Many health insurance companies have grown due to a multitude of illegal practices. Insurers such as UnitedHealth have stolen market share by refusing claims, limiting reimbursements to doctors, forcing higher out-of-pocket expenses, refusing policies based on preexisting conditions, offering inadequate protection, and selling what can only be deemed as unnecessary policies to one of the most vulnerable segments of our society, the elderly. Out of the 10 worst insurance companies in America, health care insurers take spots 5, 6, and 8. They are in good company. AIG, a central figure in the recent financial meltdown, came in at number 3. The rhetoric against the ACA will inevitably continue, but what’s disheartening is the fact that journalism seems to only be interested in sensationalism. Every day, there’s another heart-wrenching story of how someone lost their insurance because of the ACA; however, not mentioned is that in many instances, that person can find a better, cheaper policy through the exchanges, especially in those states that participated in the Medicaid expansion. Unfortunately, it is rare to hear stories where the law has positively changed a person’s life, such as with Gail Roach. Per a local Pittsburgh news station, at age 57, Gail Roach was paying $509 a month for health insurance that she received from a retirement plan. She had type 2 diabetes and a limited income. She turned to the exchanges and found a similar policy for $70 per month, and with tax credits, her monthly out-of-pocket cost dropped to about $1.

Few people know the story of Gail Roach because it doesn’t fit into many of the national media’s storyline for the ACA, including the talking point that most Americans are against the ACA by a margin of 51% to 43%. However, when you look into those numbers, a different picture emerges. Results from a CNN poll in May 2013 demonstrate that 43% are in favor of the ACA, 16% don’t think it goes far enough, while only 35% are opposed to it.

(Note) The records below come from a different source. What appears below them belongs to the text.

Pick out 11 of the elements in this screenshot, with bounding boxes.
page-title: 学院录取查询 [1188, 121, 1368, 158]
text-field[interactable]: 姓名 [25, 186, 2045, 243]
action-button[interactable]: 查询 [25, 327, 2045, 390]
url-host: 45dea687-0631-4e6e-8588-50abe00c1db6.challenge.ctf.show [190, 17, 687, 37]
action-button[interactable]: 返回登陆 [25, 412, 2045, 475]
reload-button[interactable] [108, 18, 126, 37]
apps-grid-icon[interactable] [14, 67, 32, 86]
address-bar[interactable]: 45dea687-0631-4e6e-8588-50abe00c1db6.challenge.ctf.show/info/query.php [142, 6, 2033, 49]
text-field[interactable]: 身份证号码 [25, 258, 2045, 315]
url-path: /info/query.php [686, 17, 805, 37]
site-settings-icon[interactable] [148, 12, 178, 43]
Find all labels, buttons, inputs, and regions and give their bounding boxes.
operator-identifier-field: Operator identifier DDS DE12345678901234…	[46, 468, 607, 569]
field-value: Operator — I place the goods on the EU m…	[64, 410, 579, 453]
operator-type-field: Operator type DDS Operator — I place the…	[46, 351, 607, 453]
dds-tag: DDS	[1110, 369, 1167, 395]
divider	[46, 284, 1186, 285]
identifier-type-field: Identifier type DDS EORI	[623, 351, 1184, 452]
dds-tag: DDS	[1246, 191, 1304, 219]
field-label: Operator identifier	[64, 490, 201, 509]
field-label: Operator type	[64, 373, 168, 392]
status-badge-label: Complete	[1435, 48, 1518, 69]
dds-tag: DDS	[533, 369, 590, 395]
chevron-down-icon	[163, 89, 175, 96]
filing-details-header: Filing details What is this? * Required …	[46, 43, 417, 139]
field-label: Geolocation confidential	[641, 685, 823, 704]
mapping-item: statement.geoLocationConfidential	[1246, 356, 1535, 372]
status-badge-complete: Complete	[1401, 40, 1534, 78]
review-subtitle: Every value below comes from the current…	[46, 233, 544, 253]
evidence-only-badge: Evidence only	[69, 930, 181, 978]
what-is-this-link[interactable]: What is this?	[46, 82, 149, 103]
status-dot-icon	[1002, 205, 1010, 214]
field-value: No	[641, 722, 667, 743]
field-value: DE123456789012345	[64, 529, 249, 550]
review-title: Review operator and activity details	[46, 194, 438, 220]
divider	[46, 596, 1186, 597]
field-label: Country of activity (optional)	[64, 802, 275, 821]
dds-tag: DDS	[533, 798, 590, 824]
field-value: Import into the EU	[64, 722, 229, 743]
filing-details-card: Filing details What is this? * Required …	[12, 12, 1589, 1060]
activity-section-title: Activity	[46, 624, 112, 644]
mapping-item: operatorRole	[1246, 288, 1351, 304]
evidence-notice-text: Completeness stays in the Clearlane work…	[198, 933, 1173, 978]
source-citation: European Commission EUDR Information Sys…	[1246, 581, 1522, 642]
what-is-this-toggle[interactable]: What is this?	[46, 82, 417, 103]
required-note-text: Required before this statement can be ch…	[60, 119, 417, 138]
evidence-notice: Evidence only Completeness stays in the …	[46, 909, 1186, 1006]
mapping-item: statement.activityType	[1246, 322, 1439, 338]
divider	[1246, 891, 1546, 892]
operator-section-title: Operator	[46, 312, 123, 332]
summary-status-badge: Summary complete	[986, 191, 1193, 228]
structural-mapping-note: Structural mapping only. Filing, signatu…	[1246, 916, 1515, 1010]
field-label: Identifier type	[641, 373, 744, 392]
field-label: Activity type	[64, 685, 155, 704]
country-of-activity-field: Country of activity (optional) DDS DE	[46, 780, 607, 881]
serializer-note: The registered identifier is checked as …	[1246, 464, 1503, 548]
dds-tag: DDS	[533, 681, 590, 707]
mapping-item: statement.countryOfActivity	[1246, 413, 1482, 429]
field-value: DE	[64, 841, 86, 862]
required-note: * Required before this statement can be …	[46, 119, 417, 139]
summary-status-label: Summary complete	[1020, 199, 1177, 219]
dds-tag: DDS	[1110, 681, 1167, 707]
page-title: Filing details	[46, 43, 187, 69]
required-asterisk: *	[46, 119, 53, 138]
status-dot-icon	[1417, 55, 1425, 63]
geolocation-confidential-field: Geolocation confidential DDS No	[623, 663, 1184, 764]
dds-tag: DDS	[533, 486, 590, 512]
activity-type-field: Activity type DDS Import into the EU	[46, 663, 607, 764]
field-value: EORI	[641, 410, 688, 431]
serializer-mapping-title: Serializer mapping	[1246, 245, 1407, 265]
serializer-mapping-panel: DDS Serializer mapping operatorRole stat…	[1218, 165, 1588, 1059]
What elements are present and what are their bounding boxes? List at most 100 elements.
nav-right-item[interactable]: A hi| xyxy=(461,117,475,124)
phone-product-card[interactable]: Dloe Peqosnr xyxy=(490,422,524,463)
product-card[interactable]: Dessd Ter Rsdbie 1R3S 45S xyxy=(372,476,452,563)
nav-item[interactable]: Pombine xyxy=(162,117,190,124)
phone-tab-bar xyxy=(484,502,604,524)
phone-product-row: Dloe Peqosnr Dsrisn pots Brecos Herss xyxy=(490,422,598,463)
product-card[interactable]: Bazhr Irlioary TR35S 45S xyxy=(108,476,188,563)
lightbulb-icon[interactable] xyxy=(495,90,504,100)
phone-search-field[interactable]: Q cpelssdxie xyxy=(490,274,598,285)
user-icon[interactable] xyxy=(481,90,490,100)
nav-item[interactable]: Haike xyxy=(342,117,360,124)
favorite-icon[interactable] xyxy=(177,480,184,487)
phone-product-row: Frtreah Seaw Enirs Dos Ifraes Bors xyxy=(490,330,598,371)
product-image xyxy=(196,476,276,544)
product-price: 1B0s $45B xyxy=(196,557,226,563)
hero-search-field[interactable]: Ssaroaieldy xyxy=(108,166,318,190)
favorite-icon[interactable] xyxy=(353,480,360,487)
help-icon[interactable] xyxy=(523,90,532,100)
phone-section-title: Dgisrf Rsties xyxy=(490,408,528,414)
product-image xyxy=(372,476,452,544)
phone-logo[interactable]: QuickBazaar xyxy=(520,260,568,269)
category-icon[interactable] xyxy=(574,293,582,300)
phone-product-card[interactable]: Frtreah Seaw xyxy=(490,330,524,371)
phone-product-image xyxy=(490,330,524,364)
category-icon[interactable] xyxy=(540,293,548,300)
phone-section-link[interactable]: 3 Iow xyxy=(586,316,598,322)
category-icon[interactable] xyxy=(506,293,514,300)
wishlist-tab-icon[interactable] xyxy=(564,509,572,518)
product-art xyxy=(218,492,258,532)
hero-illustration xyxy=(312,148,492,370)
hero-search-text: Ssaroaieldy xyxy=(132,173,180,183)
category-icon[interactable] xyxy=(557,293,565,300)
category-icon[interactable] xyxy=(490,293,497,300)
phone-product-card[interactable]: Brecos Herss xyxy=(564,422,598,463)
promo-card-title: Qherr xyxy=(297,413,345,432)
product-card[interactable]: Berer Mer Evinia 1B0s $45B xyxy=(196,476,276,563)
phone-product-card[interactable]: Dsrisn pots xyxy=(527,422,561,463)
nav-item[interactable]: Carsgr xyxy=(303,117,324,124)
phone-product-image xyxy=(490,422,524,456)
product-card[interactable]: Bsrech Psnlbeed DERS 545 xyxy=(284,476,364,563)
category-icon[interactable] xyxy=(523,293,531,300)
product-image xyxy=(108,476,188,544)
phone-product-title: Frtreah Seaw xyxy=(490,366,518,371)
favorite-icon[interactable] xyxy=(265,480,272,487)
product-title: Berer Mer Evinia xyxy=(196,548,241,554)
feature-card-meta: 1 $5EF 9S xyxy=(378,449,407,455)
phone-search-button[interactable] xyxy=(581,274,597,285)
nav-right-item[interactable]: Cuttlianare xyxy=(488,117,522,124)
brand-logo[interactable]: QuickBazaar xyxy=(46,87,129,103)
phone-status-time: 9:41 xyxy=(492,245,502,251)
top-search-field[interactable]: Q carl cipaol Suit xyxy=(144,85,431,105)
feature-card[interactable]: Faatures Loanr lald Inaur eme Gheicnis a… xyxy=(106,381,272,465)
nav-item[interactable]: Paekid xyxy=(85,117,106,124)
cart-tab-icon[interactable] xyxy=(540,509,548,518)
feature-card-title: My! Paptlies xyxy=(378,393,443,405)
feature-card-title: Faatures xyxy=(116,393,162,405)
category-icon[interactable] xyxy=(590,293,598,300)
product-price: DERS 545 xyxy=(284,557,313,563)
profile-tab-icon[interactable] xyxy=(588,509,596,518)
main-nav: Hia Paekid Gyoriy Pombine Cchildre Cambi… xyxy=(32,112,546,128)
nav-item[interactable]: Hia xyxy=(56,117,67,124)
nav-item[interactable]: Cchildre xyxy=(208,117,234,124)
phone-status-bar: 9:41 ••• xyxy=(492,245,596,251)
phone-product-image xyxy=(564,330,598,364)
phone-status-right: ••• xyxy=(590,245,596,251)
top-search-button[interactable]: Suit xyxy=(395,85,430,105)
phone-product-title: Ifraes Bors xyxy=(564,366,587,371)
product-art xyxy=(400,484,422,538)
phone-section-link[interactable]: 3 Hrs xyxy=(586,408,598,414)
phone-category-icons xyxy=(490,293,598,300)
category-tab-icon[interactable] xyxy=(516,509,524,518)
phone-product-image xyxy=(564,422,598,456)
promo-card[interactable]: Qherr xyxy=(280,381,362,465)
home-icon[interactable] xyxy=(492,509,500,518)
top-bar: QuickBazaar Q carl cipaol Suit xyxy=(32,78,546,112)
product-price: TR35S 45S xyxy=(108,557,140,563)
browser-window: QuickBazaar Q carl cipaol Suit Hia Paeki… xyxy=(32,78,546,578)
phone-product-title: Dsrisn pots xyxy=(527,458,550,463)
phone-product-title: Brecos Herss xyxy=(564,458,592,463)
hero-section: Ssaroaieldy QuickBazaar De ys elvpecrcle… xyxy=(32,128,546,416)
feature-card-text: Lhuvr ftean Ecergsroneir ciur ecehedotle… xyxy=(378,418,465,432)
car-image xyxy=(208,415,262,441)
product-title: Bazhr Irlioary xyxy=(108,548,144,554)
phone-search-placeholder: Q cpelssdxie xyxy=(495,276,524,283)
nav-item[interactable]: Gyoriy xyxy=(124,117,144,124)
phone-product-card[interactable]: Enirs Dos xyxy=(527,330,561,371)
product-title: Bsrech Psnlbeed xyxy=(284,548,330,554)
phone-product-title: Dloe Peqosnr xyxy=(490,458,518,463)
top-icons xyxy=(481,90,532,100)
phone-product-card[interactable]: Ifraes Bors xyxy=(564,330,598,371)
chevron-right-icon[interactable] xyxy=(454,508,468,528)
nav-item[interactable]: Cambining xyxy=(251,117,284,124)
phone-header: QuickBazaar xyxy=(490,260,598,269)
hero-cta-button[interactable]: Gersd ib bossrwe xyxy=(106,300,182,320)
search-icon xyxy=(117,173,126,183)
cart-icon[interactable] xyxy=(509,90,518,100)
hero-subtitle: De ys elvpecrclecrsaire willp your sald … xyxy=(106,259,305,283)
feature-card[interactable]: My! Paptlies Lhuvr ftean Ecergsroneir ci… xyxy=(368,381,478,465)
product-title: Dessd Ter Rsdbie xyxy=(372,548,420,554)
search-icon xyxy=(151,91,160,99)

For a select few, health insurance has been a very profitable proposition. For the vast majority, however, it has been an ever-increasing financial burden, with rising out-of-pocket expenses and lifetime caps that have brought many Americans to financial ruin. A simple common-sense approach is that a healthier workforce is a more productive workforce, and a more productive workforce spurs on economic prosperity and greater freedom. Is the ACA the first step to some form of socialized medicine? Perhaps, but what is wrong with creating a floor of health coverage for all Americans, a foundation that enables everyone to receive basic preventative health care? And preventative medicine is far cheaper than emergency medicine, for which Americans essentially already pay in the form of higher deductibles and taxes. Medicare has such a foundation and premium plans if more coverage is desired. Where is the outrage for that form of socialized medicine?